Sottoscrivo OGNI parola di Stefano.
Dice cose che direi anch’io. Con molto meno fair play.
Una parola mi ha fatto sobbalzare : STANTIO: la stessa che mi é venuta dentro, anche cone sentore, ieri sera collegato con Zoom ad un Convegno Pastorale. Ottimo k/h pastorale. Evidente “cultura” ma io non ci ho sentito niente di VIVO.

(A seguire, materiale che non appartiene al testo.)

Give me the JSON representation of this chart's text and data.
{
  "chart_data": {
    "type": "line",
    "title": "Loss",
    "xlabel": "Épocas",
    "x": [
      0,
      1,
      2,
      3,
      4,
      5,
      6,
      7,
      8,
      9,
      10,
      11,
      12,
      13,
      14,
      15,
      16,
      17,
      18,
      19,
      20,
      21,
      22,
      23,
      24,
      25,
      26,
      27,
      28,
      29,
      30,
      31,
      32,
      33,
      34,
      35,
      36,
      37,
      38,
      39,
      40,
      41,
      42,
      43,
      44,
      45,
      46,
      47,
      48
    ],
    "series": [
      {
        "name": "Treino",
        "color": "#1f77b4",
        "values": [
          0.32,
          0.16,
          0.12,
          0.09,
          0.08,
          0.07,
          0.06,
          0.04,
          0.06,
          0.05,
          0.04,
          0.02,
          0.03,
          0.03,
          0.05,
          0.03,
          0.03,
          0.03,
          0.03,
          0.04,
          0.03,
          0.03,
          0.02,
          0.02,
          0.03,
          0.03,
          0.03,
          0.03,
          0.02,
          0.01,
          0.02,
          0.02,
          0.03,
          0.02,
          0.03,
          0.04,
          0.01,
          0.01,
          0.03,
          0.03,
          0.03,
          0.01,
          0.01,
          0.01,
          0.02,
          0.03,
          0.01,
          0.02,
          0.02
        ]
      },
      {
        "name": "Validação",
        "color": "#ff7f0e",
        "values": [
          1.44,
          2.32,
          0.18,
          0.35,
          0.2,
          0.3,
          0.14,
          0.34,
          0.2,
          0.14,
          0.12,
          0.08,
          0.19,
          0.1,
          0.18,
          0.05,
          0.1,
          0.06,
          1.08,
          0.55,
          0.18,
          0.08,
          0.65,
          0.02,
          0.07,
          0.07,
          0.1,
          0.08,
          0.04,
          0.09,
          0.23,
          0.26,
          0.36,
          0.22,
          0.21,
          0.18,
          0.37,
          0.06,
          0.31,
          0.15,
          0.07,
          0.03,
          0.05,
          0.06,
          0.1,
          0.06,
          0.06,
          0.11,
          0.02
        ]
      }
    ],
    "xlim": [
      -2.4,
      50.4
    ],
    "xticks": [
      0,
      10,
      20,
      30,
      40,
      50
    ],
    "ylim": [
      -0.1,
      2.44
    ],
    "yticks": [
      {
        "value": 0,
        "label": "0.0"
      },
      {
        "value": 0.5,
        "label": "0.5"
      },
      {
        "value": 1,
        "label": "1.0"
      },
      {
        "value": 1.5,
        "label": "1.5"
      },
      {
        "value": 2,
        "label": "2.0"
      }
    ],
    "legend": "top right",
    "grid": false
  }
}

Quasi CENTO partecipanti! Al solito ‘interni’… catechisti and so on..
Un loro intervento :
Oggi la Cresima é stata soppiantata dalla Comunione : dopo non li vedi più!
Analisi degli errori?
Tra chi la conosce bene. Come Ste.. ma nn ne parla, sfiduciato.. e chi non si mai chiesto il perchè…Verrebbe la tentazione di ‘staccare’ come fece Paolo vs Giacomo e poi tanti ma veramente tanti altri..
Ma il vero Cristiano deve RIUNIRE anche chi ę skappato.